3.7 Multiple regression model risk Score survival analysis
We constructed a multiple regression model with 5 lncRNAs that could act as independent prognostic factors. The risk score of each sample was calculated based on a multiple regression model consisting of five lncRNAs (Risk Score =1.43*AC021594.1+3.92*AC105046.1+0.27*CRNDE+0.92*LINC01574+1.11*LINC02320) Then, according to the median risk score, all cases were divided into the high-expression group and the low-expression group, and the correlation between risk score and prognosis was calculated. P < 0.0001 was significantly correlated with prognosis.
Survival analysis using scatter plot (Fig 6.A, B), heat map (Fig 6.C), and Kaplan-Meier plot (Fig 6.D), all showed that the prognosis of the high-risk group was significantly lower than that of the low-risk group. It is proved that the multiple regression model can accurately predict the clinical prognosis of GBM patients.

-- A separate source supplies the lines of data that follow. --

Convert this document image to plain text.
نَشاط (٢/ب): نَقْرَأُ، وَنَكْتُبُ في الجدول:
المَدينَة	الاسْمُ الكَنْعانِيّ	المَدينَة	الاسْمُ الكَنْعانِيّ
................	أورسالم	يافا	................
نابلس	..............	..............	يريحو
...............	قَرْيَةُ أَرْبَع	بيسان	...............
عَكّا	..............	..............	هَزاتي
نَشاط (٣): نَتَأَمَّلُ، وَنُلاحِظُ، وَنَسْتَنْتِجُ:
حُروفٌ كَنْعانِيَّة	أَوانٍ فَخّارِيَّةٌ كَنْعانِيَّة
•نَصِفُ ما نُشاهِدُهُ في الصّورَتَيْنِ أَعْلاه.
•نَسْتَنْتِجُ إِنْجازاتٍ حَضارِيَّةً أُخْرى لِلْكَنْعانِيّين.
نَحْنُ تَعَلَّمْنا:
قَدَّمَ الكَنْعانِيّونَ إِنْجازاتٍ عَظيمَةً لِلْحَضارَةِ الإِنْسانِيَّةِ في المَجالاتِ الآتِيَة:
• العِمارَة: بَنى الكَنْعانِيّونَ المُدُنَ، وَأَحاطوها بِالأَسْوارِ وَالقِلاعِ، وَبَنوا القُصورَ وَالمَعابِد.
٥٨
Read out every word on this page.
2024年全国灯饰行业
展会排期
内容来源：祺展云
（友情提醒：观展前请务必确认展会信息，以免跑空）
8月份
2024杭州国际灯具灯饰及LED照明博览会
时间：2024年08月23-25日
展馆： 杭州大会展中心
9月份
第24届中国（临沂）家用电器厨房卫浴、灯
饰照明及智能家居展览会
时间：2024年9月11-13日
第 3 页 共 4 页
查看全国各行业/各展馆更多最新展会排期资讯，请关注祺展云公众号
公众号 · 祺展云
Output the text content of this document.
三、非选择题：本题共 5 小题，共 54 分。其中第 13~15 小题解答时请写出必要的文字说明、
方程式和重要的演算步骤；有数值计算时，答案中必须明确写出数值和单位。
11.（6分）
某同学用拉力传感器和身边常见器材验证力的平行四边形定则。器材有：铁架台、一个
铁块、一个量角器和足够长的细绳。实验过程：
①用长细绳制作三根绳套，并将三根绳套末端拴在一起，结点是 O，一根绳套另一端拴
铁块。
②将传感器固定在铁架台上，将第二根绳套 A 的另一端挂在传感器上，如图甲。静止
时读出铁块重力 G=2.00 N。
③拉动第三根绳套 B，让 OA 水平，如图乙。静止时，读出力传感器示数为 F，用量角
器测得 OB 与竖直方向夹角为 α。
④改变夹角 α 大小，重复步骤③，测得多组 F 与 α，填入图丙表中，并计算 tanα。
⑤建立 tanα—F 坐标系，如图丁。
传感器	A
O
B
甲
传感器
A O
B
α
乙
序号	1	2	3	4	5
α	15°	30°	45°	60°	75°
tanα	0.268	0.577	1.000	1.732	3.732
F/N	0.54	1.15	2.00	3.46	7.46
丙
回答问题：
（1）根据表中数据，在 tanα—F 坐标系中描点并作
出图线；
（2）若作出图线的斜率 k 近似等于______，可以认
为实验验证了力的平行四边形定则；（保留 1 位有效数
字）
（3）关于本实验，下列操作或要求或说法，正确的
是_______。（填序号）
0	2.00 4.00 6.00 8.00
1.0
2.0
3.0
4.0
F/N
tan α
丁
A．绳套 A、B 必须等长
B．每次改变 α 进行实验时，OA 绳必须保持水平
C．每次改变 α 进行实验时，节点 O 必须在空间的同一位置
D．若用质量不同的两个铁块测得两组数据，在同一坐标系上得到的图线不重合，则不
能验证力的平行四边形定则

3.8 Coexpression network of coding gene/non-coding gene
Although more and more studies are trying to reveal the functional significance of lncRNAs, the biological role of most lncRNAs is still unknown. Biological processes and cellular regulatory networks are very complex and involve the interaction of various molecules, such as proteins, RNA and DNA. Therefore, we constructed a coexpression network of coding gene/non-coding gene based on 155 GBM samples and 5 normal brain samples in TCGA database to study the potential interaction between GPCR-related mRNAs and lncRNAs in each sample. The co-expression network consisted of 93 GPCR related mRNAs and 5 lncRNAs (Fig 7). The figure showed that 5 lncRNAs (AC021594.1, AC105046.1, CRNDE, LINC01574, LINC02320) were all related to a large number of targeted mRNAs. AC021594.1 can target 23 network nodes, AC105046.1 22 network nodes, CRNDE 20 network nodes, LINC01574 22 network nodes and LINC02320 23 network nodes. The co-expression network also shows that a coding gene can also target many network nodes. GRIN1 targets 23 network nodes , AC105046.1 targets 22 network nodes, CRNDE targets 20 network nodes, LINC01574 can target 22 network nodes, LINC02320 can target 23 network nodes, GABRA1 can target 19 network nodes, GABRG2 can target 18 network nodes, RASAL1 can target 18 network nodes, CHRM1 can target 16 network nodes, SST can target 16 network nodes. These results showed that lncRNAs and GPCR-related mRNAs in GBM patients interregulated very closely.
In addition, external data sets in CGGA were also used to verify the above results. In the CGGA database, one of the lncRNAs, namely CRNDE, could be found, and the results were consistent with the previous ones. In other words, the prognosis of the high-risk group was significantly lower than that of the low-risk group, which was significantly correlated with the prognosis(Fig 8).